A dual-layer AI system (guardrails + procedure agent) can safely scale to many government procedures while preserving user experience.
Custom guardrails tailored to locale and language can achieve strong safety performance without unduly constraining helpful dialogue.
A reasoning retrieval flow that uses comparative summaries improves disambiguation and retrieval accuracy for complex policy domains.
Bedrock Knowledge Bases + Bedrock Converse API enable integrated, scalable LLM inference for government information tasks.
Rioplatense Spanish dialect features like voseo and periphrastic future can be effectively incorporated into AI responses with high accuracy.

FAQ

What problem does Boti address?

It helps citizens access information about government procedures by answering questions and guiding users to the correct procedure.
How does the input guardrail work?

It uses a custom LLM classifier to decide whether a query is approved or blocked; approved queries proceed to the government procedures agent, while blocked queries are redirected.
What is the reasoning retriever and why is it used?

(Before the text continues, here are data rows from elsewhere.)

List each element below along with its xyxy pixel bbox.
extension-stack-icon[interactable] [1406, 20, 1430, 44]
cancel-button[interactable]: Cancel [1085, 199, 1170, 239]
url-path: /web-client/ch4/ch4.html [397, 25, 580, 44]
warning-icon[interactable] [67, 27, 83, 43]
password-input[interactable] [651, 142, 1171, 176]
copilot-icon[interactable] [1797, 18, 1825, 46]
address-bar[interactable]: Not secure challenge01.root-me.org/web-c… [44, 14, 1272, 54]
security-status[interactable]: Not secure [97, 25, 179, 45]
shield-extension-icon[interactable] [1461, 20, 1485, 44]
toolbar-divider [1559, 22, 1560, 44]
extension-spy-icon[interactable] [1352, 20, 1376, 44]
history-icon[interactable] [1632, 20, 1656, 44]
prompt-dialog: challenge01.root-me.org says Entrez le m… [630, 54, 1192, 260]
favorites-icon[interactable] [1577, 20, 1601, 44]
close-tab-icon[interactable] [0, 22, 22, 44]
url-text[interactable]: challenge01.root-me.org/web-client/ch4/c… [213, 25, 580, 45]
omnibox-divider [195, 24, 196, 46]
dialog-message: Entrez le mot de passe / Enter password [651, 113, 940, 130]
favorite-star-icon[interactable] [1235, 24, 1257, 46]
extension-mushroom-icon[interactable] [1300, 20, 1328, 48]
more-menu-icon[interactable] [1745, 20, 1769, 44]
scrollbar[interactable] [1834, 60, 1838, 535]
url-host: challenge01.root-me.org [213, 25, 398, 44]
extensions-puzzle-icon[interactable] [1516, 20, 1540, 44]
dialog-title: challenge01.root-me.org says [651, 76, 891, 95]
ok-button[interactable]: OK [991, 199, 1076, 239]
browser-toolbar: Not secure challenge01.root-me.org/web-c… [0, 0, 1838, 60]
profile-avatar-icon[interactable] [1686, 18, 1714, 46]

The reasoning retriever uses comparative summaries and LLM-based selection to disambiguate procedures and identify the most relevant results for a given question.
What performance results were observed?

The guardrails blocked 100% of harmful queries in evaluation, and the reasoning retriever achieved up to 98.9% top-1 retrieval accuracy, with a 12.5–17.5% improvement over standard RAG. Experts reported 98% voseo accuracy and 92% periphrastic future accuracy.
What technologies underpin the solution?

LangGraph, Amazon Bedrock, Bedrock Knowledge Bases, and the Bedrock Converse API were used to build and run the agent.